We believe that in order to give an individual the respect they are due, you must also treat them with
FAIRNESS
Fairness can be a surprisingly complex issue although most of us would say we 'know it when we see it'. In our household it means being consistent and impartial when making decisions, evaluating conduct or performance, determining punishments, or settling disputes.

CARE
We must genuinely care about our fellow travelers in life and about the community we live in, about the members of our real and extended families, and about ourselves. If we do not love ourselves or care for ourselves, how can we possibly love or care for anyone else? We believe that if one really cares about his family, whether biological or extended, he must be concerned about the happiness and welfare of each member of that family, including himself. A person who really cares feels an emotional response to both the pain and pleasure of others. The highest form of caring is the honest expression of benevolence, or altruism. This is not to be confused with strategic charity. Gifts to charities to advance personal interests aren’t gifts at all. They’re investments or tax write-offs.
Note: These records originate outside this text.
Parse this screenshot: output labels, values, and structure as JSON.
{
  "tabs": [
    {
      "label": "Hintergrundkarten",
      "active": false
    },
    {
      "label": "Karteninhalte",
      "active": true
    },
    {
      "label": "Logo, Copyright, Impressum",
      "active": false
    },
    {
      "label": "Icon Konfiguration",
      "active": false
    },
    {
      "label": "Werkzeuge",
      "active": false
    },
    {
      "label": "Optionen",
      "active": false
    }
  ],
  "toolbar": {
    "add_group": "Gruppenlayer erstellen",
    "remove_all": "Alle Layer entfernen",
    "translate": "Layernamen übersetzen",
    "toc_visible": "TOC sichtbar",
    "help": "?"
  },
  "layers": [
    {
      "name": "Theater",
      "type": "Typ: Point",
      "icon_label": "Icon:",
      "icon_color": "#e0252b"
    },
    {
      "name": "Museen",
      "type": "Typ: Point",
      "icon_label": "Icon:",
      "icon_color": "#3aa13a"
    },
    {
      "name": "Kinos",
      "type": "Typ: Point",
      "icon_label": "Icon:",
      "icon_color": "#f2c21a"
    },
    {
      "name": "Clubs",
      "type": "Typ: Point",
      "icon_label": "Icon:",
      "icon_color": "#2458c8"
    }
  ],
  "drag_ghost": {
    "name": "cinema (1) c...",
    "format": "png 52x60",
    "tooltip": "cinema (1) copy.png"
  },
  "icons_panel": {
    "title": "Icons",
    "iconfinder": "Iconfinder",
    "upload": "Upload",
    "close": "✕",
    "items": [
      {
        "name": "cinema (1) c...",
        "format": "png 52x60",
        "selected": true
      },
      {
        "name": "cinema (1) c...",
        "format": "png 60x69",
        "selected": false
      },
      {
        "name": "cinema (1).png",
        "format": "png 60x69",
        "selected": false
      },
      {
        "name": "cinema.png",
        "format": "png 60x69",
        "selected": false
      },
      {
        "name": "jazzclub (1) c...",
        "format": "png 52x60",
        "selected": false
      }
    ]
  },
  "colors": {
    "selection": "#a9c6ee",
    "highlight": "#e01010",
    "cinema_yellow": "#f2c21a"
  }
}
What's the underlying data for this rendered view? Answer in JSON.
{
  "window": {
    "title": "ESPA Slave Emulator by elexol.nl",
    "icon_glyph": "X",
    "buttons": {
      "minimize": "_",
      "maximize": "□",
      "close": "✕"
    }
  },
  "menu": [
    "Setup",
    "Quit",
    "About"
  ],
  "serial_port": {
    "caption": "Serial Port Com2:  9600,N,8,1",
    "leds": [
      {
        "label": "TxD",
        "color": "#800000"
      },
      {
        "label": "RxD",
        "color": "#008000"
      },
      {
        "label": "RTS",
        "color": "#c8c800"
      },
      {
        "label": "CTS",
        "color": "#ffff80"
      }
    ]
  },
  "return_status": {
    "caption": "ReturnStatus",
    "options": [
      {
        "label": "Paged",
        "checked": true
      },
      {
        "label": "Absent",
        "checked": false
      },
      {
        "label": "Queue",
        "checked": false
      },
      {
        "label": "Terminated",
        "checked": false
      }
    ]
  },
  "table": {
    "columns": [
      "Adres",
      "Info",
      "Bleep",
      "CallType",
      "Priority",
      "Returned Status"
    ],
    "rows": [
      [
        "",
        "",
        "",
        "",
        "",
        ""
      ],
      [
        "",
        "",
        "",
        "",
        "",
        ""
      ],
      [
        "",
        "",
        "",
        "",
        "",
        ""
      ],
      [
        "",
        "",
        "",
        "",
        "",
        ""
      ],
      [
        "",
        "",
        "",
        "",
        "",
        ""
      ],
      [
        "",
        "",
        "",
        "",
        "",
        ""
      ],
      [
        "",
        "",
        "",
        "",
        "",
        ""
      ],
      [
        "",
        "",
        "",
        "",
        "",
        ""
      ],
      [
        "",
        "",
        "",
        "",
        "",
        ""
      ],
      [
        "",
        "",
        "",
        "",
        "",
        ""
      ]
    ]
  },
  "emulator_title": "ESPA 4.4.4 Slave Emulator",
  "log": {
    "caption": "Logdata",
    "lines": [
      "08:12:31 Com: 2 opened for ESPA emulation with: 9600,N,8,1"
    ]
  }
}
We believe that if an individual truly cares about his community he will be a good citizen of that community. Thus,
CITIZENSHIP
also is an important characteristic of our family. To be a good citizen means more than just obeying the laws and voting. It also means giving back to the community by contributing time, talent or resources to improve the community. Such a commitment to the public sphere can have many expressions, such as conserving resources, recycling, using public transportation, cleaning up litter, or providing other support for community efforts. The good citizen gives more than he takes.
So what does it all mean? You could probably summarize it by saying

We are a leather family of choice.
Our roots are in the gay community.
We enjoy life.
We have fun.
We behave ethically.
We contribute to the community.


* Sir Greg Indy's slave Aaron died suddenly on Easter 2015. Sir Greg followed him by choice on Memorial Day 2015. May they both rest in peace; they will be missed.